Questions fréquentes

Qu'est-ce que le rétablissement personnel sans liquidation judiciaire ?
C'est une procédure qui permet d'effacer toutes les dettes d'une personne surendettée, sans passer par une liquidation de ses biens, lorsque sa situation est irrémédiablement compromise.
Quel est le délai pour demander la vérification d'une créance ?
La demande doit être formée dans un délai de 20 jours à compter de la notification des mesures imposées par la commission de surendettement, conformément à l'article R. 723-7 du code de la consommation.
Que se passe-t-il si je dépasse le délai pour contester une créance ?
Votre demande est irrecevable, comme dans cette affaire où la débitrice a vu sa demande de vérification de créance rejetée pour cause de forclusion.

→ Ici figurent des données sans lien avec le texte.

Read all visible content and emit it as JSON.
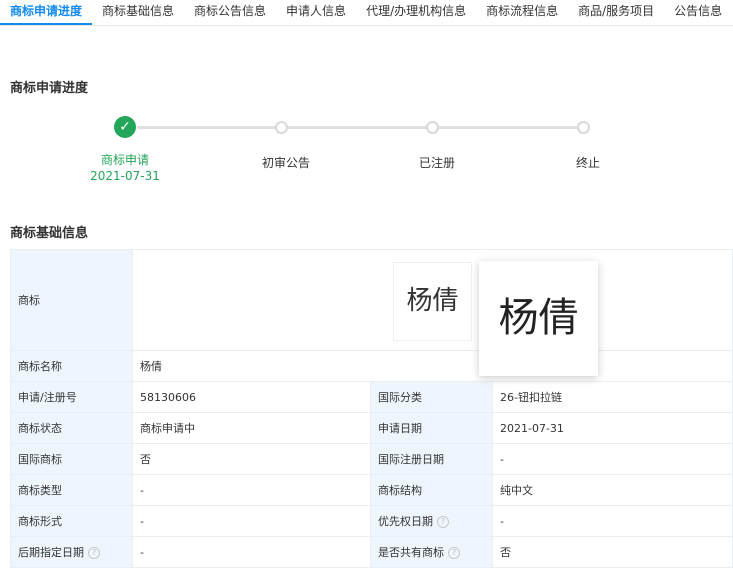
{
  "tabs": [
    "商标申请进度",
    "商标基础信息",
    "商标公告信息",
    "申请人信息",
    "代理/办理机构信息",
    "商标流程信息",
    "商品/服务项目",
    "公告信息"
  ],
  "progress": {
    "title": "商标申请进度",
    "steps": [
      {
        "label": "商标申请",
        "date": "2021-07-31",
        "done": true
      },
      {
        "label": "初审公告",
        "done": false
      },
      {
        "label": "已注册",
        "done": false
      },
      {
        "label": "终止",
        "done": false
      }
    ]
  },
  "basic": {
    "title": "商标基础信息",
    "mark_label": "商标",
    "mark_text": "杨倩",
    "name_label": "商标名称",
    "name_value": "杨倩",
    "rows": [
      {
        "l1": "申请/注册号",
        "v1": "58130606",
        "l2": "国际分类",
        "v2": "26-钮扣拉链"
      },
      {
        "l1": "商标状态",
        "v1": "商标申请中",
        "l2": "申请日期",
        "v2": "2021-07-31"
      },
      {
        "l1": "国际商标",
        "v1": "否",
        "l2": "国际注册日期",
        "v2": "-"
      },
      {
        "l1": "商标类型",
        "v1": "-",
        "l2": "商标结构",
        "v2": "纯中文"
      },
      {
        "l1": "商标形式",
        "v1": "-",
        "l2": "优先权日期",
        "v2": "-"
      },
      {
        "l1": "后期指定日期",
        "v1": "-",
        "l2": "是否共有商标",
        "v2": "否"
      }
    ]
  },
  "colors": {
    "accent": "#128bed",
    "success": "#23a55a",
    "label_bg": "#eef5fd"
  }
}
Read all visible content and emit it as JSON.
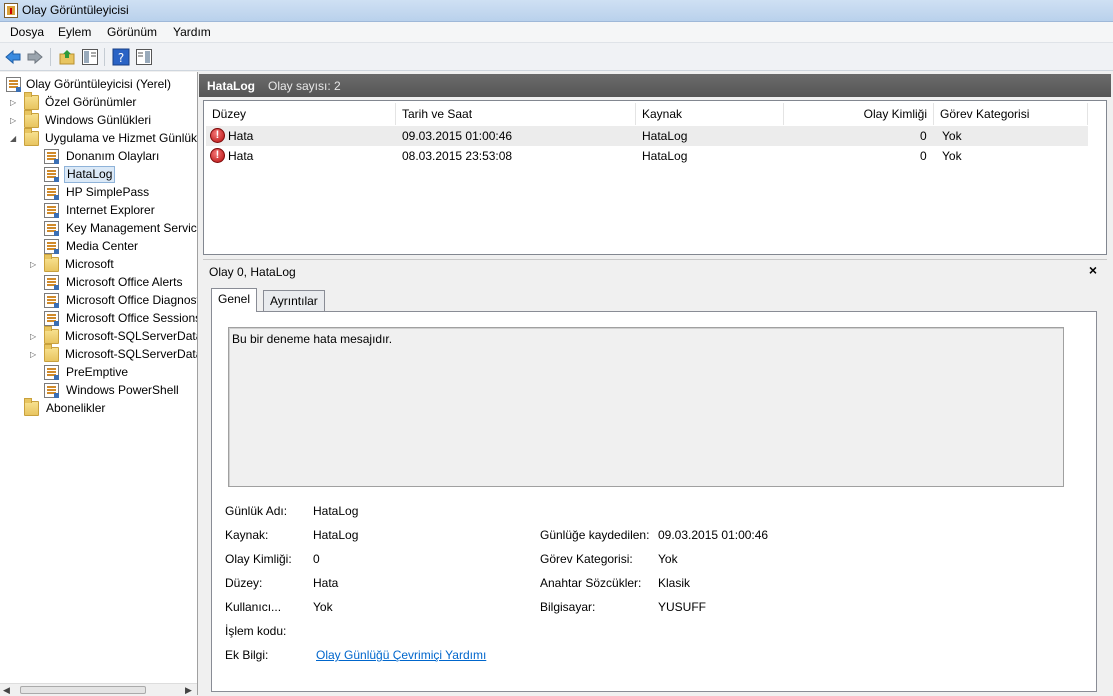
{
  "window": {
    "title": "Olay Görüntüleyicisi"
  },
  "menu": [
    "Dosya",
    "Eylem",
    "Görünüm",
    "Yardım"
  ],
  "tree": {
    "root": "Olay Görüntüleyicisi (Yerel)",
    "items": [
      "Özel Görünümler",
      "Windows Günlükleri",
      "Uygulama ve Hizmet Günlükleri",
      "Donanım Olayları",
      "HataLog",
      "HP SimplePass",
      "Internet Explorer",
      "Key Management Service",
      "Media Center",
      "Microsoft",
      "Microsoft Office Alerts",
      "Microsoft Office Diagnostics",
      "Microsoft Office Sessions",
      "Microsoft-SQLServerDataTools",
      "Microsoft-SQLServerDataToolsVS",
      "PreEmptive",
      "Windows PowerShell",
      "Abonelikler"
    ]
  },
  "header": {
    "log_name": "HataLog",
    "count_text": "Olay sayısı: 2"
  },
  "columns": [
    "Düzey",
    "Tarih ve Saat",
    "Kaynak",
    "Olay Kimliği",
    "Görev Kategorisi"
  ],
  "events": [
    {
      "level": "Hata",
      "datetime": "09.03.2015 01:00:46",
      "source": "HataLog",
      "id": "0",
      "category": "Yok"
    },
    {
      "level": "Hata",
      "datetime": "08.03.2015 23:53:08",
      "source": "HataLog",
      "id": "0",
      "category": "Yok"
    }
  ],
  "detail": {
    "title": "Olay 0, HataLog",
    "close": "×",
    "tabs": [
      "Genel",
      "Ayrıntılar"
    ],
    "message": "Bu bir deneme hata mesajıdır.",
    "fields": {
      "log_name_label": "Günlük Adı:",
      "log_name": "HataLog",
      "source_label": "Kaynak:",
      "source": "HataLog",
      "event_id_label": "Olay Kimliği:",
      "event_id": "0",
      "level_label": "Düzey:",
      "level": "Hata",
      "user_label": "Kullanıcı...",
      "user": "Yok",
      "opcode_label": "İşlem kodu:",
      "more_info_label": "Ek Bilgi:",
      "more_info_link": "Olay Günlüğü Çevrimiçi Yardımı",
      "logged_label": "Günlüğe kaydedilen:",
      "logged": "09.03.2015 01:00:46",
      "task_label": "Görev Kategorisi:",
      "task": "Yok",
      "keywords_label": "Anahtar Sözcükler:",
      "keywords": "Klasik",
      "computer_label": "Bilgisayar:",
      "computer": "YUSUFF"
    }
  }
}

Puis-je obtenir l'effacement de ma dette hospitalière si je suis bénéficiaire de l'AME ?
Le bénéfice de l'AME ne suffit pas à annuler automatiquement la dette, mais il peut être pris en compte pour évaluer votre situation de surendettement et votre bonne foi.
Quelles sont les conditions pour bénéficier d'un rétablissement personnel ?
Il faut être de bonne foi et se trouver dans une situation irrémédiablement compromise, c'est-à-dire ne pas pouvoir faire face à ses dettes de manière durable.